Senior Editor, The Atlantic
The 150th Anniversary of the Emancipation Proclamation
Thursday, February 14, 2013
Stern Center, Great Room, 7:00 p.m.
Reception will follow
One hundred fifty years after the Emancipation Proclamation, acclaimed writer Ta-Nehisi Coates explores the Civil War and its legacy for contemporary American social and racial dynamics.
The event is sponsored by The Clarke Forum for Contemporary Issues and co-sponsored by Student Senate, Office of Institutional and Diversity Initiatives, and the Departments of Africana Studies, English and Sociology.
Biography (provided by the speaker)
Ta-Nehisi Coates is one of the most original and perceptive voices in black America — and one of America’s best young writers, period.” Walter Mosley calls him, “The young James Joyce of the hip hop generation.” Eloquent, opinionated, and immediate, Coates writes about politics, race, black history and pop culture, often in the same stunning article. His critically hailed memoir, The Beautiful Struggle, is a tough and touching memoir of growing up in Baltimore during the age of crack. It’s also a vivid portrait of his father, a former Vietnam Vet and Black Panther who started his own underground black press, had seven children with four women, and dedicated his life to carrying his sons across the shoals of inner city adolescence. It’s already a stone cold classic.
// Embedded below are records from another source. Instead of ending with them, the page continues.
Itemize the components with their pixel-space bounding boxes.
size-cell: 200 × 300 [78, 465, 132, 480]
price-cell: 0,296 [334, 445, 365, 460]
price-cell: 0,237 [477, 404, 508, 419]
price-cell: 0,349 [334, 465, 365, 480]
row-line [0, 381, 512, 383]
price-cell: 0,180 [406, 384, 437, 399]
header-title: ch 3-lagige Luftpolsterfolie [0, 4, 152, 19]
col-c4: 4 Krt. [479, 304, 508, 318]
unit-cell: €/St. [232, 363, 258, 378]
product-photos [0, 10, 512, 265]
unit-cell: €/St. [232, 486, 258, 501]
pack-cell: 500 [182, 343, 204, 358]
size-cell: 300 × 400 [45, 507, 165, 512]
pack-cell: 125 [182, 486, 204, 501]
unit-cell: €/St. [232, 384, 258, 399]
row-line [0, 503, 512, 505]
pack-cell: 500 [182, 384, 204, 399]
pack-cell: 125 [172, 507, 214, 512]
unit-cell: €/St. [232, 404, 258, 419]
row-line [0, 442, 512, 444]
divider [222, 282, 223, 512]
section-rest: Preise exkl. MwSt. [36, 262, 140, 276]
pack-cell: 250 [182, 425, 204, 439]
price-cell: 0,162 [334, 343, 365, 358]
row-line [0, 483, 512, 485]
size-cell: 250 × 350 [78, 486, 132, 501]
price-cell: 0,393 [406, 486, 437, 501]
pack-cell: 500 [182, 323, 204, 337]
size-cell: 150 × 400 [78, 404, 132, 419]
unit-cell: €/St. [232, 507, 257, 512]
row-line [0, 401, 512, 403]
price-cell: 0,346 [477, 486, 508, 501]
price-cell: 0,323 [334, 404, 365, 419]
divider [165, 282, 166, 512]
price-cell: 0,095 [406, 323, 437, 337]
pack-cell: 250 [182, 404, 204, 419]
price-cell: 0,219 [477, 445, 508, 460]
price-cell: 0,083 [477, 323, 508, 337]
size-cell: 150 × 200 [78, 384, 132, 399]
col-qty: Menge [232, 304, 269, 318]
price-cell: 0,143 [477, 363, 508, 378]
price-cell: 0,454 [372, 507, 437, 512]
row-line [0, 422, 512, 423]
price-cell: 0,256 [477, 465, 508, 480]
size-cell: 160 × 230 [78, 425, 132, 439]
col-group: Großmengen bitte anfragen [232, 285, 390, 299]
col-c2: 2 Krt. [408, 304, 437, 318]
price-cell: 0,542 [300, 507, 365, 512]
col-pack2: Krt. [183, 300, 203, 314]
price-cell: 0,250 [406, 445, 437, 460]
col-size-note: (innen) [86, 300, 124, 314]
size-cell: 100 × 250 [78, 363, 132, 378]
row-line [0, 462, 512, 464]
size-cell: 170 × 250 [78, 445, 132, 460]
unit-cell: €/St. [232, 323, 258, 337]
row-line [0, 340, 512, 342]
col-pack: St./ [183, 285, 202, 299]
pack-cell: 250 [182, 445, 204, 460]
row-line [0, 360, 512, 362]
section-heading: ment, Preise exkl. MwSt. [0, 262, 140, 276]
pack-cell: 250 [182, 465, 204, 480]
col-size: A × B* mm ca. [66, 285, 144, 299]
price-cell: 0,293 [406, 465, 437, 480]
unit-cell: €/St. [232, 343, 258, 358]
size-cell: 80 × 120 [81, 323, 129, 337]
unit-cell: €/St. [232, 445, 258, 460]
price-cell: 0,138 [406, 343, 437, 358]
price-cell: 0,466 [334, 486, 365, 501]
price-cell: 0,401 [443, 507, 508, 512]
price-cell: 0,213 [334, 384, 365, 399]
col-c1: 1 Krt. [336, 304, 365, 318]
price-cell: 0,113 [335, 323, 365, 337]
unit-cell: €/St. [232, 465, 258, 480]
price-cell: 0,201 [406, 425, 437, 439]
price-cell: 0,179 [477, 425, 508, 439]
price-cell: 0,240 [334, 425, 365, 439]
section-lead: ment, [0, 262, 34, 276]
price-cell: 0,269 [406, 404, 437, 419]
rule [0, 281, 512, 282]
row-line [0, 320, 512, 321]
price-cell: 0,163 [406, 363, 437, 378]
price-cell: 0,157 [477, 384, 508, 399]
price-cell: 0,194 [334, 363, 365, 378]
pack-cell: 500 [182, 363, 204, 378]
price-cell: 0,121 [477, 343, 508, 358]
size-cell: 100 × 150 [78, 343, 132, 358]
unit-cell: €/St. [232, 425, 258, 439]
A senior editor, writer and blogger for The Atlantic, Coates has penned many controversial and influential articles. Perhaps the most famous is “This is How We Lost to the White Man,” a searingly honest look at the generational and ideological rifts in the black community. (Its title is a quote by Bill Cosby). Coates is a former writer for The Village Voice, and a contributor to TIME, O, and The New York Times Magazine. Rachel Maddow recently wrote, “Don’t know, if in US commentary, there is a more beautiful writer than Ta-Nehisi Coates.”